I'm trying to remove the black background from this image:
in order to keep only the text and help Tesseract to recognize the image at its best. I'm doing it as follows
img = cv2.imread(path_to_image)
hh, ww = img.shape[:2]
gray = cv2.cvtColor(img, cv2.COLOR_BGR2GRAY)
_, thresh = cv2.threshold(gray, 1, 255, cv2.THRESH_BINARY)
contours = cv2.findContours(thresh, cv2.RETR_EXTERNAL, cv2.CHAIN_APPROX_SIMPLE)
contours = contours[0] if len(contours) == 2 else contours[1]

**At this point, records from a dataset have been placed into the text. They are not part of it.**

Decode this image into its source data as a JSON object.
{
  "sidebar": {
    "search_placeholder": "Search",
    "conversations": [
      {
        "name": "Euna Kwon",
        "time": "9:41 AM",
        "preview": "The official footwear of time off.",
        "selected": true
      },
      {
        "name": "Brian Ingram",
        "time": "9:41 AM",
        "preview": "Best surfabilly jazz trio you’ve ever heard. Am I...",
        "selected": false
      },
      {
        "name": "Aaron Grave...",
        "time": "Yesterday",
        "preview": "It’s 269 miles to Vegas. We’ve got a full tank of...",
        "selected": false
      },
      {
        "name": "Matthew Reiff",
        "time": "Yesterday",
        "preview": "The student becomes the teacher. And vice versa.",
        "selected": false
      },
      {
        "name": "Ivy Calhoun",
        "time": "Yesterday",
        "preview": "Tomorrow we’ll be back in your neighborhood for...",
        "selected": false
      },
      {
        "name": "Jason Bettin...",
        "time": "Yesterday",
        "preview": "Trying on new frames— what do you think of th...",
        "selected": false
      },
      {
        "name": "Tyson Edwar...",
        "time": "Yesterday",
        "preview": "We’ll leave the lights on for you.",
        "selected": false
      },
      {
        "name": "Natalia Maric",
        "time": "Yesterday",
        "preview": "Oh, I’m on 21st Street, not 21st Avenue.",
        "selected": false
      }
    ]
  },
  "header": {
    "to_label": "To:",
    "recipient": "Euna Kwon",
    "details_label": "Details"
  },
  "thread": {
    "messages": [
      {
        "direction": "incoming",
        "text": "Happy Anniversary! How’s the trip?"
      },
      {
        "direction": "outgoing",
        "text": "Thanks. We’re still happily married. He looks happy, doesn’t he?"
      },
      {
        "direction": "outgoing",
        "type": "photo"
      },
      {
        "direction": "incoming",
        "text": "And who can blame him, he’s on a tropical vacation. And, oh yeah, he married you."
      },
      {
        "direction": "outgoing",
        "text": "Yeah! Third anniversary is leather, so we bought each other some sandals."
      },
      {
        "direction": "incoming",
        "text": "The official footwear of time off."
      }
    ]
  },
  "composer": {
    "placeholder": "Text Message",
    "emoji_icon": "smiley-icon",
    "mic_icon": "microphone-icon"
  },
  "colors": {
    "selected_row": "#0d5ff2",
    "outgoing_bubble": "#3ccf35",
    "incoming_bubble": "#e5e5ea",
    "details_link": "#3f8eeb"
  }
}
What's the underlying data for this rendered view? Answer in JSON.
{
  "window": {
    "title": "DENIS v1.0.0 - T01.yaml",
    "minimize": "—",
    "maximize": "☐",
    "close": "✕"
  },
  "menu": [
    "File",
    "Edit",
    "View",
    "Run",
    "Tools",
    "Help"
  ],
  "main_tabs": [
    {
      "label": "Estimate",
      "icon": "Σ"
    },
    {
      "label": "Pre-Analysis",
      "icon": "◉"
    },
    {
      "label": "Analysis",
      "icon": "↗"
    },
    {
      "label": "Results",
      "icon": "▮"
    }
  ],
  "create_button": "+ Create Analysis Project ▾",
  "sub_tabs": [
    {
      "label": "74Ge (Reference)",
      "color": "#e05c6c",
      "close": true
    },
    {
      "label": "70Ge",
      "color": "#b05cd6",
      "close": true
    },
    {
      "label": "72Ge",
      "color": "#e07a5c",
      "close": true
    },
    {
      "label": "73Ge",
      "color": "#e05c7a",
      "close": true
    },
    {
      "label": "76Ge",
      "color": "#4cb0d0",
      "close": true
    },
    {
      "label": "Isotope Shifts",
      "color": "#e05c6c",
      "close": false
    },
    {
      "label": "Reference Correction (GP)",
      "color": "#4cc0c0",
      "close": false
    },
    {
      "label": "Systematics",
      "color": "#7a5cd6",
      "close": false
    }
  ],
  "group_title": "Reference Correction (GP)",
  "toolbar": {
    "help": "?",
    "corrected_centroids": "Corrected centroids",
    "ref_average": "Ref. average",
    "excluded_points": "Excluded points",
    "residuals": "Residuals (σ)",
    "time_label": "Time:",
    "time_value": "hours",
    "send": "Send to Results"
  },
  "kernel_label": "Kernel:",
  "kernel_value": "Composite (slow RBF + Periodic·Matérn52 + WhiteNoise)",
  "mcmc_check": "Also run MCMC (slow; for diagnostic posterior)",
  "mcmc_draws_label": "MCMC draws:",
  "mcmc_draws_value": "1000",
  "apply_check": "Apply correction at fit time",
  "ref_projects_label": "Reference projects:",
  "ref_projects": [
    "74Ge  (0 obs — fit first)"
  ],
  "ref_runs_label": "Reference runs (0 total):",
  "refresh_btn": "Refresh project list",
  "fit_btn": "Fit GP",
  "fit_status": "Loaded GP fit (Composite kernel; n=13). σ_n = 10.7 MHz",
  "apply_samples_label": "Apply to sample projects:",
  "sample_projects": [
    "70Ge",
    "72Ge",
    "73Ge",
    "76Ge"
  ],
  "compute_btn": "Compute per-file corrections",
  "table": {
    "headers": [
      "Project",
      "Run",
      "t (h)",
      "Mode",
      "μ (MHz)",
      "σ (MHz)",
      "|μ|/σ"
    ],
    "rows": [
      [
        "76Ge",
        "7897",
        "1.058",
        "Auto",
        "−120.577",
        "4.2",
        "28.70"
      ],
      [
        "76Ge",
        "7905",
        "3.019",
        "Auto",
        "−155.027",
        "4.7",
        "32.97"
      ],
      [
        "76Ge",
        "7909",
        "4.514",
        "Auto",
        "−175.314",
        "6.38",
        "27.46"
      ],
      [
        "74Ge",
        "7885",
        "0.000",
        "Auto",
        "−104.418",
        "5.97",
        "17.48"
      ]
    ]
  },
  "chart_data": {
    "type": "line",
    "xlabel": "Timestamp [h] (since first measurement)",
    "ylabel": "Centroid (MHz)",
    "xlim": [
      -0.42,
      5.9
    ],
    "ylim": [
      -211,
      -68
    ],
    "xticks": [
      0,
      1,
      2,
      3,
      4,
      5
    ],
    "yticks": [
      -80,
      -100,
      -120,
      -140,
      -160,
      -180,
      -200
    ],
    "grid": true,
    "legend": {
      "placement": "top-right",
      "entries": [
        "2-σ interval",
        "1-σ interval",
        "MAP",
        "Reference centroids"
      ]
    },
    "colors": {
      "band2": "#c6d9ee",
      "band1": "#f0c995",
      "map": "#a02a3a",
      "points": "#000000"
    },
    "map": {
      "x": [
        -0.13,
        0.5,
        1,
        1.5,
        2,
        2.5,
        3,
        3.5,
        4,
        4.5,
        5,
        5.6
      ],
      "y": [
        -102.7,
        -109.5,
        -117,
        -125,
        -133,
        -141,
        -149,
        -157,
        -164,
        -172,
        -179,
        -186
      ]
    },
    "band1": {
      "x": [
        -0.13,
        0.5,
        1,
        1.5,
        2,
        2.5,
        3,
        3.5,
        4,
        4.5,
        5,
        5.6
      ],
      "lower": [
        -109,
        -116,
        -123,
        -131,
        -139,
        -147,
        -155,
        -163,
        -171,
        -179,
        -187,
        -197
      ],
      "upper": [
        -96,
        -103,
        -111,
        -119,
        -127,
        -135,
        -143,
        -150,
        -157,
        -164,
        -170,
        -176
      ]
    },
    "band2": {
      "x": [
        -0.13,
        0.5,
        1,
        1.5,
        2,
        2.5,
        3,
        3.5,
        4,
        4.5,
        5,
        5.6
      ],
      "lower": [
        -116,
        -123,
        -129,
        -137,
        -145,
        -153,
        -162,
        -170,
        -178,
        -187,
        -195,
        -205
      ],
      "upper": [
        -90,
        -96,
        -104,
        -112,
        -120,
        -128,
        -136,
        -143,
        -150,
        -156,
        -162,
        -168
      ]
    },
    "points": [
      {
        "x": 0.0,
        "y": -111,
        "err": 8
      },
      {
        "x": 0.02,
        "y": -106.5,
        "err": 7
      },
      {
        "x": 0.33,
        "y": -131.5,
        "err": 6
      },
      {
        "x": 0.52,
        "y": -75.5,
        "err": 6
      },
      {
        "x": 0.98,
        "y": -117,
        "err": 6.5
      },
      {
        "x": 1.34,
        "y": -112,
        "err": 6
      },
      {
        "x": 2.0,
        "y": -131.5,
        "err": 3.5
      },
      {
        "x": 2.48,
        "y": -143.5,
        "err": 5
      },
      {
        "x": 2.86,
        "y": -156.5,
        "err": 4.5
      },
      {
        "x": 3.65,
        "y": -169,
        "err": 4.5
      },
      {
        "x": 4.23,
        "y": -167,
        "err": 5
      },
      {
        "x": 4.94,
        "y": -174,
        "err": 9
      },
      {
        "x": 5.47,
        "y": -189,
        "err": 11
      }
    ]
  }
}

cnt = max(contours, key=cv2.contourArea)
# draw white contour on black background as mask
mask = np.zeros((hh, ww), dtype=np.uint8)
cv2.drawContours(mask, [cnt], 0, (255, 255, 255), cv2.FILLED)
# invert mask so shapes are white on black background
mask_inv = 255 - mask
# create new (white) background
bckgnd = np.full_like(img, (255, 255, 255))
# apply mask to image
image_masked = cv2.bitwise_and(img, img, mask=mask)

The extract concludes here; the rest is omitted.